Dieses Aquarell zeigt die nackte Figur der Frau des Künstlers, Anna. Sie sitzt im Profil auf einem Bett, das in ein weißes Tuch gehüllt ist. Sie stützt sich auf den linken Arm und ist vom Betrachter abgewandt. Nur ihr Ohr, ihr Nacken und ihr zurückgezogenes dunkles Haar sind sichtbar. Der Künstler porträtiert seine Frau Anna weder als Göttin noch als Heldin, sondern als junge Frau. Der Künstler verwendet blaue, gelbe und rote Elemente, um der Komposition Tiefe und Farbe zu verleihen.

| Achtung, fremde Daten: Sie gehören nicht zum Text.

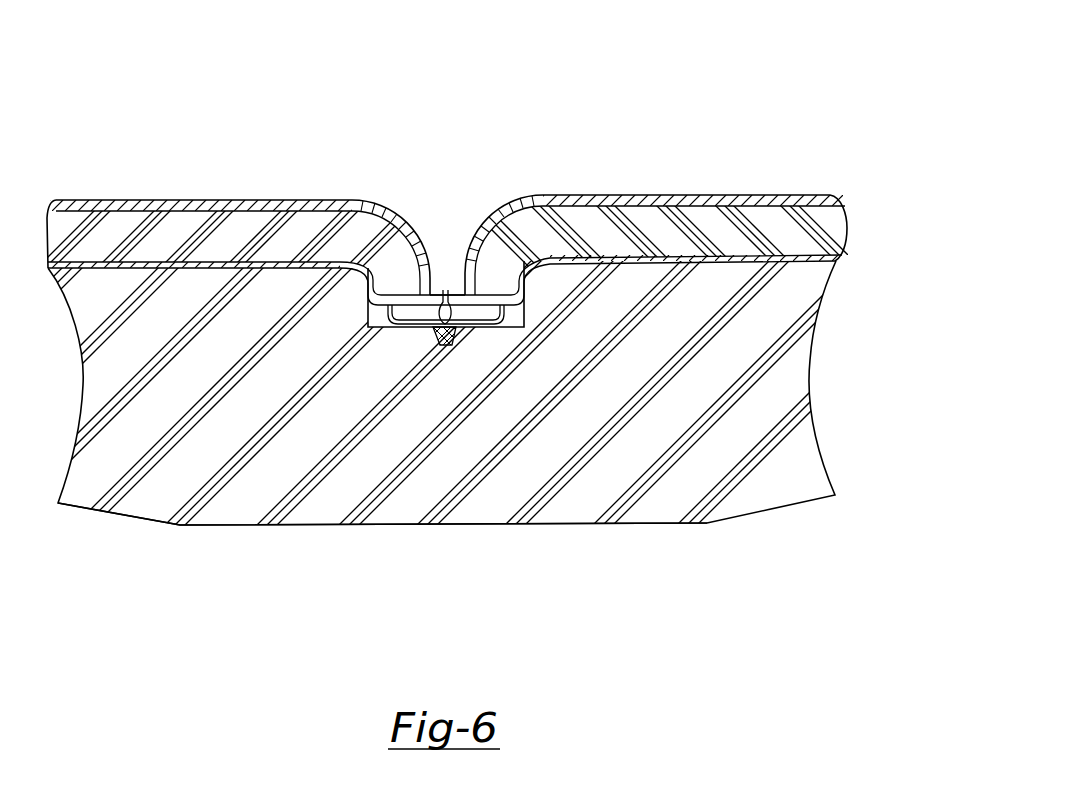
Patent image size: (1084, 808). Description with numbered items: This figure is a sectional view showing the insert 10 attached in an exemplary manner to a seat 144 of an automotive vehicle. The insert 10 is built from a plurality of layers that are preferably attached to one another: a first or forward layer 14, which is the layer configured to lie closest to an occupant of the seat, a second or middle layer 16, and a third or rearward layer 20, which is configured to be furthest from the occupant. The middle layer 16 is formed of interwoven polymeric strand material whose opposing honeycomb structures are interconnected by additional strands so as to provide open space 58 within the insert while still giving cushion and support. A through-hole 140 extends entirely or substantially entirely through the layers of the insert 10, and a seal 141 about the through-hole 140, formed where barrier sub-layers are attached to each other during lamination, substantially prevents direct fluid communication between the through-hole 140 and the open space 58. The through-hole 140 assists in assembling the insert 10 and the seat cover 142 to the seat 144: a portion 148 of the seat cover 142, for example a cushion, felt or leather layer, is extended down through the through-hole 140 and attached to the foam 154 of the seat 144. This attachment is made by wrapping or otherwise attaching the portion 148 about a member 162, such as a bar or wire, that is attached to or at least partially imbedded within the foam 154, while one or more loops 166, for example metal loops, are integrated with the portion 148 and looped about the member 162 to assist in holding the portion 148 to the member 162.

The insert 10 is at (780, 122).
The first or forward layer 14 is at (552, 195).
The second or middle layer 16 is at (638, 222).
The third or rearward layer 20 is at (692, 258).
The open space 58 is at (45, 240).
The through-holes 140 is at (445, 294).
The seal 141 is at (468, 327).
The seat cover 142 is at (148, 202).
The seat 144 is at (850, 358).
The portion 148 is at (460, 292).
The foam 154 is at (128, 518).
The member 162 is at (430, 334).
The loops 166 is at (450, 337).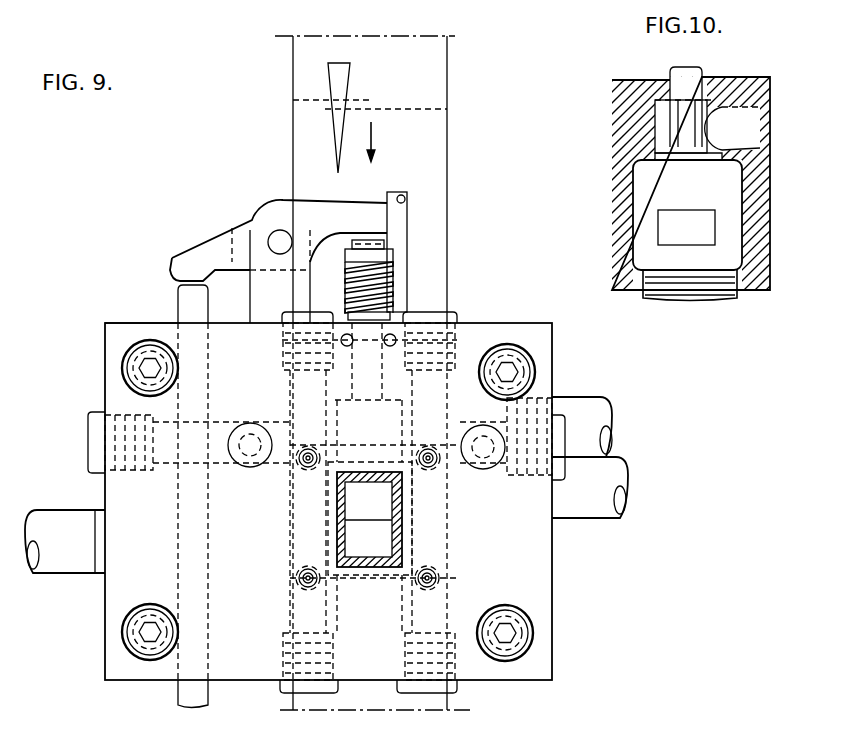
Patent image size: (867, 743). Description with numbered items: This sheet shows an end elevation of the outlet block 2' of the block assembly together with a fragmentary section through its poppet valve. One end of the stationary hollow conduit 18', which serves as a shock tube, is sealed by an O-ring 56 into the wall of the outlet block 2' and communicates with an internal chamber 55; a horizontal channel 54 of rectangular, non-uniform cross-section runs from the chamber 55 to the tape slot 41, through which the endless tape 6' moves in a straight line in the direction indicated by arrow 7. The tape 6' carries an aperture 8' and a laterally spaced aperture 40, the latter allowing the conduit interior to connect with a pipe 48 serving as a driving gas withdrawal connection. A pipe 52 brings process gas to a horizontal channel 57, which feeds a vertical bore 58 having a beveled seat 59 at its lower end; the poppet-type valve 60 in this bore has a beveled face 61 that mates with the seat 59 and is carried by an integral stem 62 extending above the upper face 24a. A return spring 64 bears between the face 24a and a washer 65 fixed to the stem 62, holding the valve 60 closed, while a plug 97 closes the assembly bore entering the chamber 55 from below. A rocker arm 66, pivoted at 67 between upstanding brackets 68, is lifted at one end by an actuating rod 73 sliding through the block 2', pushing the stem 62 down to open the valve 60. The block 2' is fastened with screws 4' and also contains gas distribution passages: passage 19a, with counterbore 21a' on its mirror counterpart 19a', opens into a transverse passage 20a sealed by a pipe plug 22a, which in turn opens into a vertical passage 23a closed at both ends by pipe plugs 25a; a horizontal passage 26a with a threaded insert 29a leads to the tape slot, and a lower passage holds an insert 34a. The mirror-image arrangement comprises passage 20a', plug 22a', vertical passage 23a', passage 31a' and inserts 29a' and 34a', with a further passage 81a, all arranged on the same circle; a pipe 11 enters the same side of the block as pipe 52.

In FIG. 9, the outlet block 2' is at (298, 494).
In FIG. 10, the outlet block 2' is at (629, 183).
In FIG. 9, the socket head cap screws 4' is at (336, 500).
In FIG. 9, the tape 6' is at (385, 373).
In FIG. 9, the direction of motion arrow 7 is at (371, 130).
In FIG. 9, the aperture 8' is at (408, 240).
In FIG. 9, the pipe 11 is at (612, 518).
In FIG. 9, the hollow conduit 18' is at (363, 519).
In FIG. 9, the cylindrical passage 19a is at (514, 482).
In FIG. 9, the cylindrical passage 19a' is at (229, 482).
In FIG. 9, the cylindrical passage 20a is at (483, 436).
In FIG. 9, the cylindrical passage 20a' is at (209, 460).
In FIG. 9, the counterbore 21a' is at (242, 430).
In FIG. 9, the pipe plug 22a is at (560, 443).
In FIG. 9, the pipe plug 22a' is at (90, 442).
In FIG. 9, the vertical passage 23a is at (478, 603).
In FIG. 9, the vertical passage 23a' is at (268, 547).
In FIG. 9, the upper face 24a is at (118, 323).
In FIG. 9, the pipe plugs 25a is at (282, 318).
In FIG. 9, the cylindrical passage 26a is at (310, 447).
In FIG. 9, the threaded insert 29a is at (465, 483).
In FIG. 9, the threaded insert 29a' is at (276, 482).
In FIG. 9, the cylindrical passage 31a' is at (281, 574).
In FIG. 9, the threaded insert 34a is at (474, 580).
In FIG. 9, the threaded insert 34a' is at (274, 585).
In FIG. 9, the aperture 40 is at (345, 76).
In FIG. 9, the slot 41 is at (290, 617).
In FIG. 9, the pipe 48 is at (40, 515).
In FIG. 9, the pipe 52 is at (600, 402).
In FIG. 9, the channel 54 is at (376, 552).
In FIG. 10, the channel 54 is at (710, 228).
In FIG. 9, the chamber 55 is at (420, 530).
In FIG. 10, the chamber 55 is at (638, 258).
In FIG. 9, the O-ring 56 is at (372, 585).
In FIG. 9, the channel 57 is at (442, 408).
In FIG. 10, the channel 57 is at (745, 146).
In FIG. 9, the cylindrical bore 58 is at (360, 400).
In FIG. 10, the cylindrical bore 58 is at (660, 118).
In FIG. 10, the valve seat 59 is at (652, 168).
In FIG. 9, the poppet-type valve 60 is at (345, 285).
In FIG. 10, the poppet-type valve 60 is at (704, 68).
In FIG. 10, the beveled face 61 is at (728, 145).
In FIG. 9, the stem 62 is at (395, 292).
In FIG. 10, the stem 62 is at (674, 68).
In FIG. 9, the return spring 64 is at (395, 272).
In FIG. 9, the washer 65 is at (386, 250).
In FIG. 9, the rocker arm 66 is at (343, 212).
In FIG. 9, the pivot 67 is at (280, 242).
In FIG. 9, the brackets 68 is at (257, 285).
In FIG. 9, the actuating rod 73 is at (178, 308).
In FIG. 9, the passage 81a is at (440, 566).
In FIG. 10, the plug 97 is at (680, 292).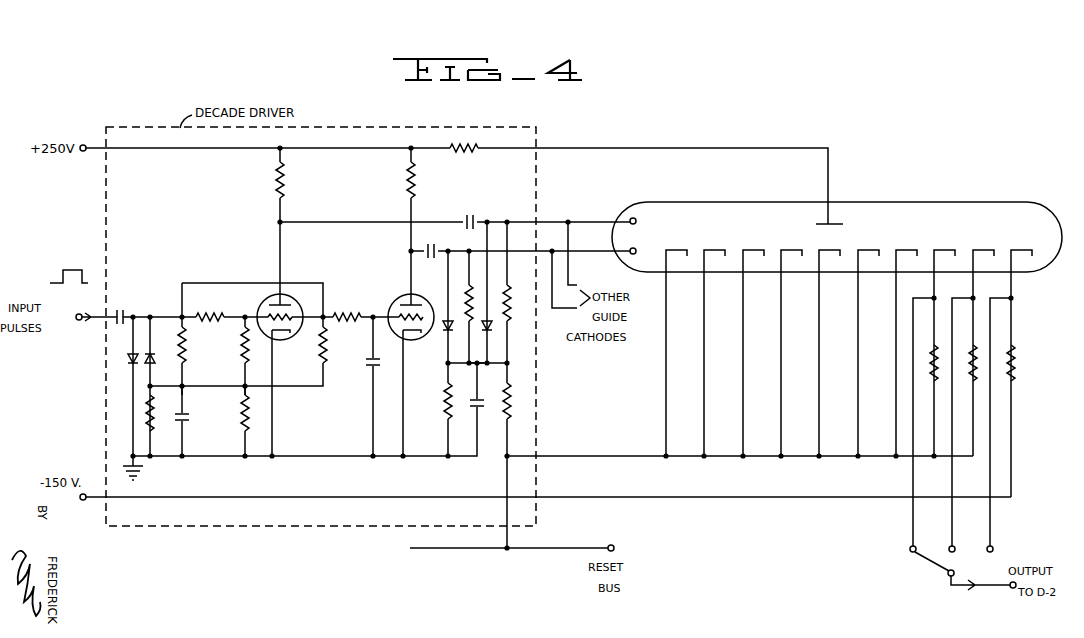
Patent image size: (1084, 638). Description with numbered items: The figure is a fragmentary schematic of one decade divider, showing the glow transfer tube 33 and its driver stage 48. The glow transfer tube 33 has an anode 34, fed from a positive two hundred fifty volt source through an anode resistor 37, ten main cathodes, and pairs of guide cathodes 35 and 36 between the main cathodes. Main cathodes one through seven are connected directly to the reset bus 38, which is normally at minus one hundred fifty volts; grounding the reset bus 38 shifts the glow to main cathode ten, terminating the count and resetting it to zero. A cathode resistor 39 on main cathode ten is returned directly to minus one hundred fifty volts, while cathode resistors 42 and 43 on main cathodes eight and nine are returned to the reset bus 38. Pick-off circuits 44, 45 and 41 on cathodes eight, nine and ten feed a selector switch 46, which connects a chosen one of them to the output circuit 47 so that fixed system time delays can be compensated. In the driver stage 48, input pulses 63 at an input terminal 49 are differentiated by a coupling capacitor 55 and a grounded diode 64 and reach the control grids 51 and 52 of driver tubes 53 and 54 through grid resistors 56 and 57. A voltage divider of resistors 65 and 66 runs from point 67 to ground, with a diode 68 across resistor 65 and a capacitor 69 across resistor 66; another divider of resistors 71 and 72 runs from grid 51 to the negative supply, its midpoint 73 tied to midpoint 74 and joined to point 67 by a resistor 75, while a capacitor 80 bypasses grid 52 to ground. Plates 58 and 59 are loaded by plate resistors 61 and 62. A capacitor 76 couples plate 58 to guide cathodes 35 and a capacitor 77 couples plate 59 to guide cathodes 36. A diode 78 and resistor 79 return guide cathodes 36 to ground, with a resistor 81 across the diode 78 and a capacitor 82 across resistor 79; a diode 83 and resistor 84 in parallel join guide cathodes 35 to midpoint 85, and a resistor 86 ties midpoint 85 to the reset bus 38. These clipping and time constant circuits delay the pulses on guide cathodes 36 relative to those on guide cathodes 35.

The glow transfer tube 33 is at (830, 336).
The anode 34 is at (832, 222).
The guide cathodes 35 is at (628, 218).
The guide cathodes 36 is at (628, 254).
The anode resistor 37 is at (478, 146).
The reset bus 38 is at (545, 544).
The cathode resistor 39 is at (1015, 358).
The pick-off circuit 41 is at (988, 518).
The cathode resistor 42 is at (928, 355).
The cathode resistor 43 is at (976, 367).
The pulse pick-off circuit 44 is at (910, 512).
The pulse pick-off circuit 45 is at (950, 518).
The selector switch 46 is at (932, 560).
The output circuit 47 is at (1002, 586).
The driver stage 48 is at (393, 127).
The input terminal 49 is at (77, 322).
The control grid 51 is at (290, 334).
The control grid 52 is at (401, 322).
The driver tube 53 is at (276, 358).
The driver tube 54 is at (406, 364).
The coupling capacitor 55 is at (120, 309).
The grid resistor 56 is at (214, 303).
The grid resistor 57 is at (336, 313).
The plate 58 is at (270, 306).
The plate 59 is at (400, 302).
The plate resistor 61 is at (285, 182).
The plate resistor 62 is at (416, 182).
The input pulses 63 is at (67, 267).
The diode 64 is at (127, 357).
The resistor 65 is at (186, 341).
The resistor 66 is at (153, 423).
The point 67 is at (178, 313).
The diode 68 is at (155, 359).
The capacitor 69 is at (186, 423).
The resistor 71 is at (241, 343).
The resistor 72 is at (249, 422).
The midpoint 73 is at (248, 388).
The midpoint 74 is at (184, 390).
The resistor 75 is at (327, 345).
The capacitor 76 is at (470, 213).
The capacitor 77 is at (431, 245).
The diode 78 is at (444, 331).
The resistor 79 is at (445, 401).
The capacitor 80 is at (367, 365).
The resistor 81 is at (464, 292).
The capacitor 82 is at (480, 410).
The diode 83 is at (492, 327).
The resistor 84 is at (509, 303).
The midpoint 85 is at (479, 366).
The resistor 86 is at (509, 416).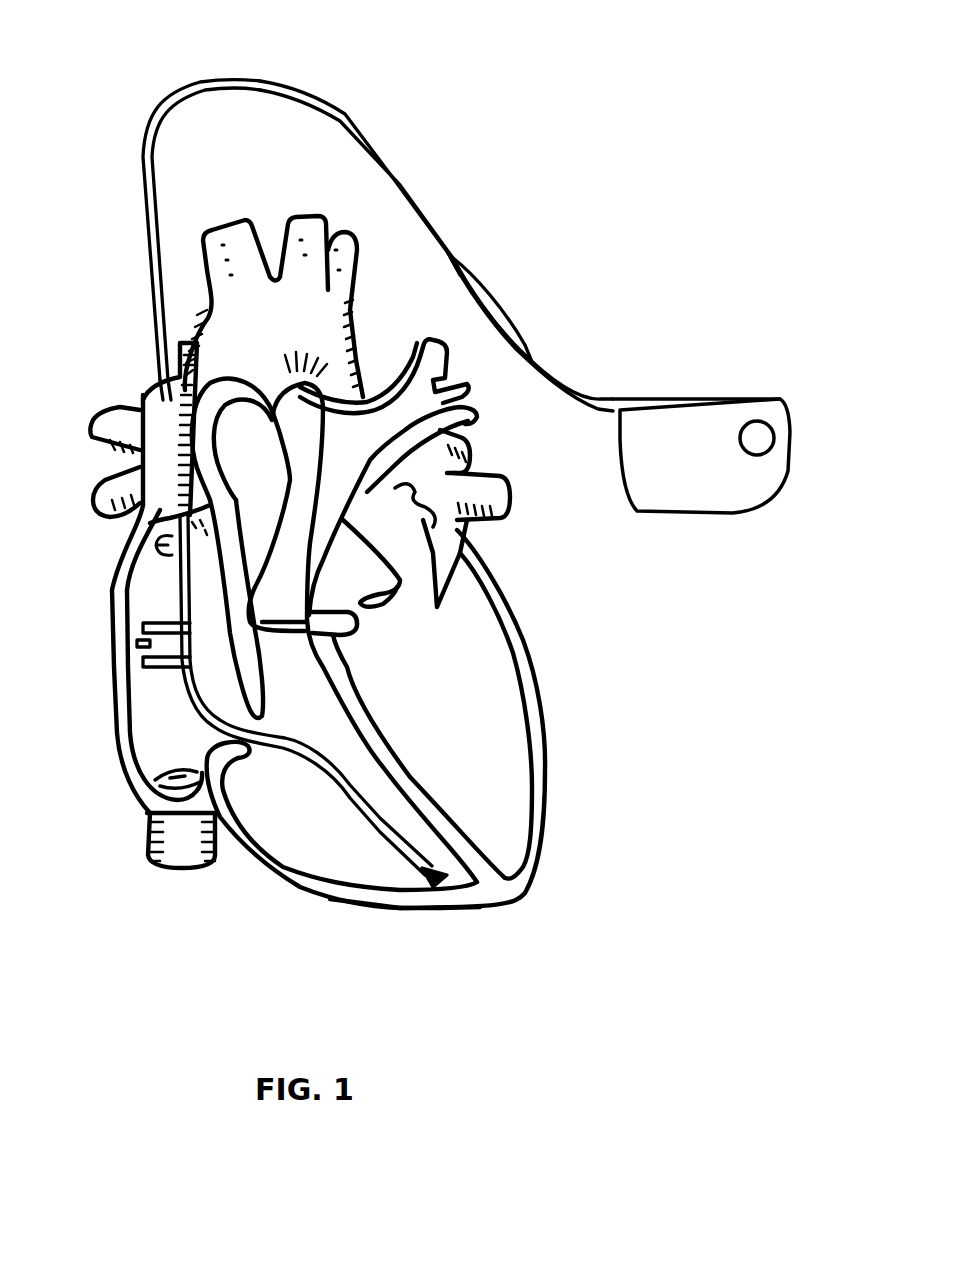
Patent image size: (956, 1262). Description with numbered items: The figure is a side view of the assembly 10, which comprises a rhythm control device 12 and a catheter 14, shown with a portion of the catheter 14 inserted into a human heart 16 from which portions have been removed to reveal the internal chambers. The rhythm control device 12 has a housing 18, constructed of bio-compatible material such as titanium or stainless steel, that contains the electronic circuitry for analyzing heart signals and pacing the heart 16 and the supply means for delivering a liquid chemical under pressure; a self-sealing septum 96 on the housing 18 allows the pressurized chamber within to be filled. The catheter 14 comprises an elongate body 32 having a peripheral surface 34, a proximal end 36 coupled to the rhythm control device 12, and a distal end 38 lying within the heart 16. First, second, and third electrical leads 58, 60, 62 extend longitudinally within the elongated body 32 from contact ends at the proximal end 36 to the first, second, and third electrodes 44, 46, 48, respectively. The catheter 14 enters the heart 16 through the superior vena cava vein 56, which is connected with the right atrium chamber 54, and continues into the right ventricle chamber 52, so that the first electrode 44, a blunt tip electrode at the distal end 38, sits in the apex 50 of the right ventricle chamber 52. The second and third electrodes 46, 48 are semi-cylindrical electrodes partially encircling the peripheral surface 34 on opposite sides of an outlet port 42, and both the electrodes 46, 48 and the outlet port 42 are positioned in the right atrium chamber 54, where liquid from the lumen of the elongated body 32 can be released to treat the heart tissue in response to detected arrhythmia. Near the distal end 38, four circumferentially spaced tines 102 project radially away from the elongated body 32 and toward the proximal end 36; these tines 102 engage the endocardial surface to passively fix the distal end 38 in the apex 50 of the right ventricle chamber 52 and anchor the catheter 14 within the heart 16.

The assembly 10 is at (442, 445).
The rhythm control device 12 is at (690, 374).
The catheter 14 is at (357, 110).
The heart 16 is at (557, 715).
The housing 18 is at (747, 492).
The elongate body 32 is at (288, 88).
The peripheral surface 34 is at (202, 80).
The proximal end 36 is at (620, 410).
The distal end 38 is at (390, 910).
The outlet port 42 is at (137, 641).
The first electrode 44 is at (415, 910).
The second electrode 46 is at (143, 663).
The third electrode 48 is at (143, 630).
The apex 50 is at (463, 910).
The right ventricle chamber 52 is at (255, 658).
The right atrium chamber 54 is at (165, 686).
The superior vena cava vein 56 is at (159, 454).
The first electrical lead 58 is at (503, 345).
The second electrical lead 60 is at (490, 298).
The third electrical lead 62 is at (465, 262).
The self-sealing septum 96 is at (760, 438).
The tines 102 is at (443, 850).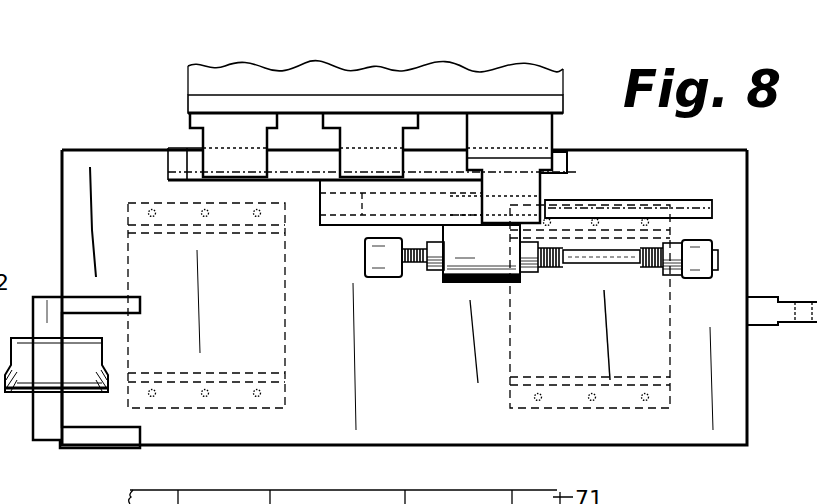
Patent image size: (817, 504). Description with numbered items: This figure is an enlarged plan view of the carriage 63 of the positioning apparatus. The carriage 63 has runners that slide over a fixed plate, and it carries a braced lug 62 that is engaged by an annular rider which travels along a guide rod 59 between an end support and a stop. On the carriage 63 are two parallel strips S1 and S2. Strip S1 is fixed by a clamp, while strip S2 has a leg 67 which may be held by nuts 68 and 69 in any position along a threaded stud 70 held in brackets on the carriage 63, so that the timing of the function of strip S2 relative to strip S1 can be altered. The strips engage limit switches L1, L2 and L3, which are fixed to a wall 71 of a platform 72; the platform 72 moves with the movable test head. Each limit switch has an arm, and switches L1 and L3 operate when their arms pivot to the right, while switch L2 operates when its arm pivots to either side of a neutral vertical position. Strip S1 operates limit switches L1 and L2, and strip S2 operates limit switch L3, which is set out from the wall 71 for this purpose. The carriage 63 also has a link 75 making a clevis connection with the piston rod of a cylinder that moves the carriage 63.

The guide rod 59 is at (83, 345).
The braced lug 62 is at (53, 413).
The carriage 63 is at (117, 163).
The leg 67 is at (475, 283).
The nut 68 is at (428, 274).
The nut 69 is at (525, 275).
The threaded stud 70 is at (620, 264).
The wall 71 is at (550, 108).
The platform 72 is at (548, 86).
The link 75 is at (782, 325).
The limit switch L1 is at (222, 142).
The limit switch L2 is at (347, 157).
The limit switch L3 is at (528, 192).
The strip S1 is at (562, 148).
The strip S2 is at (710, 210).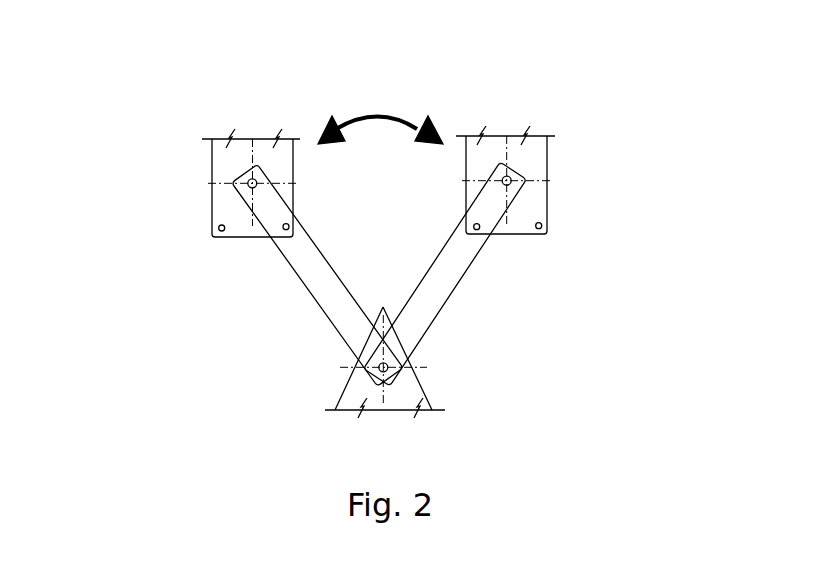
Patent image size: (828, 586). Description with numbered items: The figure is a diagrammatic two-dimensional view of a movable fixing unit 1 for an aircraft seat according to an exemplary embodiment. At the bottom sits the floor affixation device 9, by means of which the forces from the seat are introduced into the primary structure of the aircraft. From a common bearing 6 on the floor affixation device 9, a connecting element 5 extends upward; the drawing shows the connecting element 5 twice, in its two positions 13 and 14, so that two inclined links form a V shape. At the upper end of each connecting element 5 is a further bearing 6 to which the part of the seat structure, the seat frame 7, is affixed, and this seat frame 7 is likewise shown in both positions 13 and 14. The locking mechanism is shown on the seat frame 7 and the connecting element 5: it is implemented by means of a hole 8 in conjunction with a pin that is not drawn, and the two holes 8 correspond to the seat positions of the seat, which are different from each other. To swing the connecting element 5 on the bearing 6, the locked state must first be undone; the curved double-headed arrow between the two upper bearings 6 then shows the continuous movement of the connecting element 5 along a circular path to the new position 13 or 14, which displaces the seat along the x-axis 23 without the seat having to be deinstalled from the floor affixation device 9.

The suspension arrangement 1 is at (617, 93).
The connecting element 5 is at (295, 283).
The bearing 6 is at (248, 180).
The seat frame 7 is at (218, 192).
The hole 8 is at (217, 232).
The floor affixation device 9 is at (398, 412).
The position 13 is at (147, 118).
The position 14 is at (441, 90).
The x-axis 23 is at (373, 378).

Es ist leichthin gemalt, mit schnellen Pinselstrichen, die Formen und Licht suggerieren, anders als in einer hyperrealistischen Malweise. Diese Arbeit erinnert uns an Auguste Renoirs „Reclining Nude“. Anna Voegtlis zurückhaltender Blick vom Betrachter weg deutet möglicherweise darauf hin, dass sie sich widerstrebend bereit erklärt hat, für dieses Gemälde zu posieren. Die Figur ist gegen ihr aufgeräumtes Zimmer abgegrenzt. Die räumliche Beziehung zwischen Akt und Hintergrund wird durch Kontraste bewusst verdeutlicht. Was Jadranka Skorin-Kapov in „The Intertwining of Aesthetics and Ethics“ über die unsterbliche Kraft der Kunst zum Ausdruck bringt, passt auch zu diesem Gemälde: „Das wahre Kunstwerk ist bestrebt, die Essenz der Unmittelbarkeit und Komplexität der Situation einzufangen, ohne wesentliche Details und sowohl für die Sinne als auch für den Intellekt angenehm. Antike Kunstwerke verewigten die Schönheit, die nur ein flüchtiger Moment im Leben eines Menschen ist. Ein Künstler fängt Schönheit ein, indem er alle seine Fähigkeiten einsetzt, und das Ergebnis ist eine idealisierte Form, die den Künstler übertrifft“ (2016, S. 32).
Quellen
Khazaie, Davood (2022) „Akt von Anna Voegtli“: JULIUS VOEGTLI: Ein Schweizer Pionier des Impressionismus, Herausgegeben von Nour Nouri & Davood Khazaie, Pashmin Art Publisher, S.140-141
Julius Vögtli (1879-1944) war ein Schweizer Maler, der eine Schlüsselrolle in der Entwicklung des Impressionismus in der Schweiz spielte. Seine Landschaftsbilder, die oft die Schweizer Landschaft darstellten, zeichneten sich durch ihre lebendigen Farben und expressiven Pinselstriche aus. Vögtlis Werk trug dazu bei, den Impressionismus als bedeutende künstlerische Bewegung in der Schweiz während des späten 19. und frühen 20. Jahrhunderts zu etablieren.